Scientists have been able to discover the location of the 800,000-year-old crater. The study has taken decades to be able to pinpoint the location of this impact area.
Scientists knew that over 790,000 years ago, a meteor slammed into the earth and the impact caused blanketing of about 10 percent of the planet with shiny black lumps of rocky debris called tektites. The tektites spread from Indochina to Antarctica and from the western Pacific to the Indian ocean.
However, they could not pinpoint the exact area where the meteorite hit and caused the crater. This was until recently, where Geochemical analysis and local gravity readings pointed them southern Laos on the Bolaven Plateau. This was a 2,000 square miles area covered with volcanic lava, which had cooled over time.
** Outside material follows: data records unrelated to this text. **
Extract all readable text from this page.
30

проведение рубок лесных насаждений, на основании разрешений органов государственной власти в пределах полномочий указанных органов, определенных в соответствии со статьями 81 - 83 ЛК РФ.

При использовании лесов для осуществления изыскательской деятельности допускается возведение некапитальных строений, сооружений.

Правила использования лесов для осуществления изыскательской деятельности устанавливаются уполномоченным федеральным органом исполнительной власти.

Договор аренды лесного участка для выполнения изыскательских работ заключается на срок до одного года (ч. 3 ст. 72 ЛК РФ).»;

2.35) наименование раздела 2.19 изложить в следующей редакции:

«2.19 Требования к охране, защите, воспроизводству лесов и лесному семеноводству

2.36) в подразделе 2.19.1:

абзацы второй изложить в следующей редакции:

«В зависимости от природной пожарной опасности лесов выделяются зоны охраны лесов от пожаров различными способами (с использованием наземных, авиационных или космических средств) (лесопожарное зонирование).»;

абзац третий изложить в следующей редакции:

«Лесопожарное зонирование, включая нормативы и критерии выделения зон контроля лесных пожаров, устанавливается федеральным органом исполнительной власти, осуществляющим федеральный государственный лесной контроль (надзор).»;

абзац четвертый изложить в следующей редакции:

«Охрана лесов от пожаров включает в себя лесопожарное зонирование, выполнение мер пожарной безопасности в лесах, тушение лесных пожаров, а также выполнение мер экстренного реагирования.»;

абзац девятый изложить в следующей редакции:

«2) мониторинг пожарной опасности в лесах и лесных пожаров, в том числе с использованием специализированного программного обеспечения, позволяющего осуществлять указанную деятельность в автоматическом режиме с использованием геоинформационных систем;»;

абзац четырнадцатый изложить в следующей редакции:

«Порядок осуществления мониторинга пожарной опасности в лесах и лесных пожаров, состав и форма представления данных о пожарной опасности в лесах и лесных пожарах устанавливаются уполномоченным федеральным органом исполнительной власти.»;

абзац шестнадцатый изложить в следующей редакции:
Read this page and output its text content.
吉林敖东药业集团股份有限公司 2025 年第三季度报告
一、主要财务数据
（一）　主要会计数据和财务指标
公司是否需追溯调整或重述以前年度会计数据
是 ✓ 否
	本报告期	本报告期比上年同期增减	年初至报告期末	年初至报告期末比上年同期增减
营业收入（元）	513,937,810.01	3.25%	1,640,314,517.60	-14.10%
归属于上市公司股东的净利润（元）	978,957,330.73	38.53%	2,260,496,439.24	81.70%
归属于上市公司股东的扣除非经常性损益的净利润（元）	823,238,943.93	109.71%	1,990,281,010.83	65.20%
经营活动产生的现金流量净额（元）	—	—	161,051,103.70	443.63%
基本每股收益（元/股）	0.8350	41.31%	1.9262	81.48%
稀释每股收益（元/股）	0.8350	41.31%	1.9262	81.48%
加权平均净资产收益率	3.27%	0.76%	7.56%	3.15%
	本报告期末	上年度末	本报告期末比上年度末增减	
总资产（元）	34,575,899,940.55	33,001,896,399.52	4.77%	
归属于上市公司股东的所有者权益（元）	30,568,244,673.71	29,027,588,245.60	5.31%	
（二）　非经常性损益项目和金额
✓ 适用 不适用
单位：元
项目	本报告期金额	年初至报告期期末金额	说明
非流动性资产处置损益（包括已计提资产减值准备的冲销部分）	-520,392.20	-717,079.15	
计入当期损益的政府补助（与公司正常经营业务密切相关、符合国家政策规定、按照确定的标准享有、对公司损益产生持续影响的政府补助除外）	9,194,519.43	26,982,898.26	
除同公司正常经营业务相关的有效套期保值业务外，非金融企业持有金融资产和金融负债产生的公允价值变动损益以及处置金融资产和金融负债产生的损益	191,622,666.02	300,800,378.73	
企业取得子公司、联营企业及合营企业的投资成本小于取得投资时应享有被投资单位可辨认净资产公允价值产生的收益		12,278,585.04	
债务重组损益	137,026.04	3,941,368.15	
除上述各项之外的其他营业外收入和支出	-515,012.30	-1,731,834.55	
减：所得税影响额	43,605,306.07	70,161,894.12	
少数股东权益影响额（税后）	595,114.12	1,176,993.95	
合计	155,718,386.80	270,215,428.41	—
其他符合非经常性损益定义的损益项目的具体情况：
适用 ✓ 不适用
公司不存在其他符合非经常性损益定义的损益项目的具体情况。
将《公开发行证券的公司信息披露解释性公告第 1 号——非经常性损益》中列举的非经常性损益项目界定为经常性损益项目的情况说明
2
Discovery of the 800,000-year-old crater
The study authors wrote they had been able to locate the area by using an abundance of tektites. They indicated that even if the crater had eroded and concealed, using the two methods helped them pinpoint the exact location of the point of impact.
The researchers spent decades searching for the area of impact unsuccessfully. This is because the tektites were very widespread, which made pinpointing the exact location of impact very difficult.
The new study involved examining eroded crater candidates in southern China, northern Cambodia, and central Laos. They quickly found out that these craters were much older with rocks dating to the Mesozoic era which was about 66 to 252 million years ago.
The researchers, however, were able to identify one area where they determined as the most likely point of impact, the Laos’ Bolaven Plateau. The challenge was on how to identify the exact point of impact on a large area.
The study authors, however, were able to take gravity readings at more than 400 locations. This enabled them to pinpoint one area which they had indicated was of particular interest. Their efforts paid off, and they were able to find the almost 800,000-year-old crater formed from impact from a meteor.